If one assignee repeatedly shows slower closes:

  1. Compare resolved volume, priority mix, and channel mix.
  2. Check whether the same owner also has higher replies per ticket or reopen rate.
  3. Review handoff design, escalation rules, and specialist ownership.
  4. Decide whether the fix is routing, documentation, staffing, or coaching.
  5. Re-check the pattern weekly instead of reacting to a single report.

The goal is not perfectly identical resolution time across the team. It is to understand when one owner queue quietly becomes the place where hard work goes to stay open.

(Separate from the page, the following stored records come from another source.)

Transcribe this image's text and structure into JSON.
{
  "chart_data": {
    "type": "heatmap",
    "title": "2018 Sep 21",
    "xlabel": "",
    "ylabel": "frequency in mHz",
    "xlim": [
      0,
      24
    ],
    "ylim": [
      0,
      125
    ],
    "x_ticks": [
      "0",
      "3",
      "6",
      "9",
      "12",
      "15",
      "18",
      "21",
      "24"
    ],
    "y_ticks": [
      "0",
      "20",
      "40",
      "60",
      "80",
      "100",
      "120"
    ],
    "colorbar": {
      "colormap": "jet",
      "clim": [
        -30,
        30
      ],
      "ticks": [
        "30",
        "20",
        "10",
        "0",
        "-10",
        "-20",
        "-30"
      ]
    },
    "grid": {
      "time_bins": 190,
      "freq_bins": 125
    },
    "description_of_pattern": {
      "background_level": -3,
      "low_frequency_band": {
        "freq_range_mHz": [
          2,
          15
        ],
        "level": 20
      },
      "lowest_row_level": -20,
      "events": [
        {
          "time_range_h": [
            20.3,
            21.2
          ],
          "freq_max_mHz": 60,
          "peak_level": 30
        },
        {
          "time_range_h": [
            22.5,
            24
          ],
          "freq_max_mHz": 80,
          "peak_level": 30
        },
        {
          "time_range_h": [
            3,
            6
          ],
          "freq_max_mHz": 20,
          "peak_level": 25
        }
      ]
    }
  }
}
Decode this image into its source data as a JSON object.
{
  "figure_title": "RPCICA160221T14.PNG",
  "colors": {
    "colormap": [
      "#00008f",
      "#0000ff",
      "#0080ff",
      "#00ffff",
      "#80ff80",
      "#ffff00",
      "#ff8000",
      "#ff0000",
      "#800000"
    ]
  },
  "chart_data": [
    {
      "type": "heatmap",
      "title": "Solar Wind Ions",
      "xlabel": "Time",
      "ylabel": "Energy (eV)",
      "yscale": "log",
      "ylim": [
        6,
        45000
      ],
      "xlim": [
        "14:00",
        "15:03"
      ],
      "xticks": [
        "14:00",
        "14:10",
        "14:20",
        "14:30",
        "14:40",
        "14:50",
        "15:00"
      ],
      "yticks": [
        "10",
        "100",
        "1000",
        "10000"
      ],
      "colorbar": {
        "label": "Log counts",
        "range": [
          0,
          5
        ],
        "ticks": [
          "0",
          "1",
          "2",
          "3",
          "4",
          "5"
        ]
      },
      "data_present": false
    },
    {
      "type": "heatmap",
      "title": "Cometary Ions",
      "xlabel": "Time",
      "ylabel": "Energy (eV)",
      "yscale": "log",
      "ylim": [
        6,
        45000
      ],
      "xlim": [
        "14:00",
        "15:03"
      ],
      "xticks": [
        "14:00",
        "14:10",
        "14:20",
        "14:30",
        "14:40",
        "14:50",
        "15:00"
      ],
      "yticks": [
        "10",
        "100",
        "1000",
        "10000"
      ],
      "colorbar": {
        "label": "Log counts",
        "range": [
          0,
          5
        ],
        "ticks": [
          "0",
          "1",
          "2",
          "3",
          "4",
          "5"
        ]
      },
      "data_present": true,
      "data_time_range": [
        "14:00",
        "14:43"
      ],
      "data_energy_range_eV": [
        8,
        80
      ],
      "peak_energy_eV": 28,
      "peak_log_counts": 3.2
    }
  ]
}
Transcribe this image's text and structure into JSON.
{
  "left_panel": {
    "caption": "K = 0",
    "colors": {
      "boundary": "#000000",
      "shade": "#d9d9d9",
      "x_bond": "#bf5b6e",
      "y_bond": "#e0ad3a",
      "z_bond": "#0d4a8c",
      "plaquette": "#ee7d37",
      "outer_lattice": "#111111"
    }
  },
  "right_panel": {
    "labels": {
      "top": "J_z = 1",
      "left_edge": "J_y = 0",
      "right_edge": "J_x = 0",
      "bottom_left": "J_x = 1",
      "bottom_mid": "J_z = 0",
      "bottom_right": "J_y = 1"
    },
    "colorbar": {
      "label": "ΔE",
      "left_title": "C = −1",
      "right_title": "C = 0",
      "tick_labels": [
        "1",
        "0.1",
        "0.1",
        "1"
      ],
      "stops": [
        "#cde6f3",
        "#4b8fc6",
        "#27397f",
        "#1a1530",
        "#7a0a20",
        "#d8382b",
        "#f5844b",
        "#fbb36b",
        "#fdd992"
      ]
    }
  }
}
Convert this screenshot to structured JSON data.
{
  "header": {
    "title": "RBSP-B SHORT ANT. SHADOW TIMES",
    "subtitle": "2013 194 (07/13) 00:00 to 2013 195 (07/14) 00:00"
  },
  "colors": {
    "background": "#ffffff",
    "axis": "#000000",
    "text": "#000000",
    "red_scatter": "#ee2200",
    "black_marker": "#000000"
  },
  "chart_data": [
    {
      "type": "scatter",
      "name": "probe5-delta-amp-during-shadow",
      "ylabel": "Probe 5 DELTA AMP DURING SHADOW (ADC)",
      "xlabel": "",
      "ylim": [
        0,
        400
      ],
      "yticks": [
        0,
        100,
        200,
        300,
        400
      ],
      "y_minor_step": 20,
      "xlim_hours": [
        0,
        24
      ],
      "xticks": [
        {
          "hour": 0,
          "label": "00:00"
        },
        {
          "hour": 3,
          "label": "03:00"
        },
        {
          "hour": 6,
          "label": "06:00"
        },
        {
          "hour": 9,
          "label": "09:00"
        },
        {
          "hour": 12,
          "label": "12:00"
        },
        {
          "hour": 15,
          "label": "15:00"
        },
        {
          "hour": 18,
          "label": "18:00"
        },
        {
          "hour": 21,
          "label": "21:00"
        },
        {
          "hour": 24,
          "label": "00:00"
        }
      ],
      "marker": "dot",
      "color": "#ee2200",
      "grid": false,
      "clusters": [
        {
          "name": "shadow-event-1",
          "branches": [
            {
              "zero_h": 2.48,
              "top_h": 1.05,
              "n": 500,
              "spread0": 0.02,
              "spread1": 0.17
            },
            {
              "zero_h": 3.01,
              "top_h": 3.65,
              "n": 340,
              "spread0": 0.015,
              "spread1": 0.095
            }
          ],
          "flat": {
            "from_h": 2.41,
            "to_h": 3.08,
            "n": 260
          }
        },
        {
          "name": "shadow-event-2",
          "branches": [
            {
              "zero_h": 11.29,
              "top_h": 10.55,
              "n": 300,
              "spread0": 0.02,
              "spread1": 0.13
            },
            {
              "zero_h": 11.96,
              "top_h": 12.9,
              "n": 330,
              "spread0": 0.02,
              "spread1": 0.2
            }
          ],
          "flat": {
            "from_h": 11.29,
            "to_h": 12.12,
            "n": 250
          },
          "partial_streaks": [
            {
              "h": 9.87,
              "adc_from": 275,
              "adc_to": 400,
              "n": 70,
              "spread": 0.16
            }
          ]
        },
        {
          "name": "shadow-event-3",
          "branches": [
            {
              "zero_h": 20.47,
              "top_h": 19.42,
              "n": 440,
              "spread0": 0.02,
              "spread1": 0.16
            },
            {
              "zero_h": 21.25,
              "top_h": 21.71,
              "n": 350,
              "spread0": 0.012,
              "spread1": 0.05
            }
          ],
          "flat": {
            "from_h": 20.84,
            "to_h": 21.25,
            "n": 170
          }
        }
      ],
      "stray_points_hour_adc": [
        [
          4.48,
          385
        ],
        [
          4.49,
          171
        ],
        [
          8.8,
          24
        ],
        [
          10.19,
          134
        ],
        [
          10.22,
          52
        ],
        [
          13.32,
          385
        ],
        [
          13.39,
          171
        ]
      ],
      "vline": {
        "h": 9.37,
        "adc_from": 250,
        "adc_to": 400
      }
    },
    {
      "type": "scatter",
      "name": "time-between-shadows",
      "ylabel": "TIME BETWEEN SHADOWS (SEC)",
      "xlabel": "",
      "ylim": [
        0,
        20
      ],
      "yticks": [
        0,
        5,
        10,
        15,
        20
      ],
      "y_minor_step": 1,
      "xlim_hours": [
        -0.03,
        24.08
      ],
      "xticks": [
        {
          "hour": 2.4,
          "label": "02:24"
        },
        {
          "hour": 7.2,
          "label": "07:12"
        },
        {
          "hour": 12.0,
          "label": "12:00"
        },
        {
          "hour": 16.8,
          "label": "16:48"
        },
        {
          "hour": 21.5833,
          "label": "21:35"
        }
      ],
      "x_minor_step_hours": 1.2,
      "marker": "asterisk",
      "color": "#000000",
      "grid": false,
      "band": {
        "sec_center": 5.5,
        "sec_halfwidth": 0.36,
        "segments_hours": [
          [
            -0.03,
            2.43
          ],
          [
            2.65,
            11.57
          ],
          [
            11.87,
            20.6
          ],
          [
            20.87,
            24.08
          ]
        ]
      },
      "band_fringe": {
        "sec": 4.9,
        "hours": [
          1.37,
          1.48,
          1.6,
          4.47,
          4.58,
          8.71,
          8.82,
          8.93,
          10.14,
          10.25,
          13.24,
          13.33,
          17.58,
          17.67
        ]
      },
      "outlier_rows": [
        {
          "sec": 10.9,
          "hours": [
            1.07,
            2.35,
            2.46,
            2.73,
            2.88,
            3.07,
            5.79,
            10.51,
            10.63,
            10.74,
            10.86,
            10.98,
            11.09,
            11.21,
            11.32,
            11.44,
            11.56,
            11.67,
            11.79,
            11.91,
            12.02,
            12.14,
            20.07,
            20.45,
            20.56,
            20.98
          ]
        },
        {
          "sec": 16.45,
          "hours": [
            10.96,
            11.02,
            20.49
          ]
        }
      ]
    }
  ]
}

Where this report fits in your dashboard

This report works best beside:

Together, those views show whether slow closes come from workload, ticket mix, or quality issues that keep work active longer.

FAQ

Is resolution time by assignee fair to use in performance reviews?
Not by itself. Owner-level resolution time is best used as a diagnostic view. Ticket mix, escalation load, and workflow design all shape the number.

Should I use median or average for this report?
Use the same definition as your main dashboard. If outliers make the metric noisy, median can be a better operational view.

What should I check next if one owner looks slow?
Look at volume, priority, tag mix, and reopen rate before drawing conclusions. Slow closes are often structural before they are personal.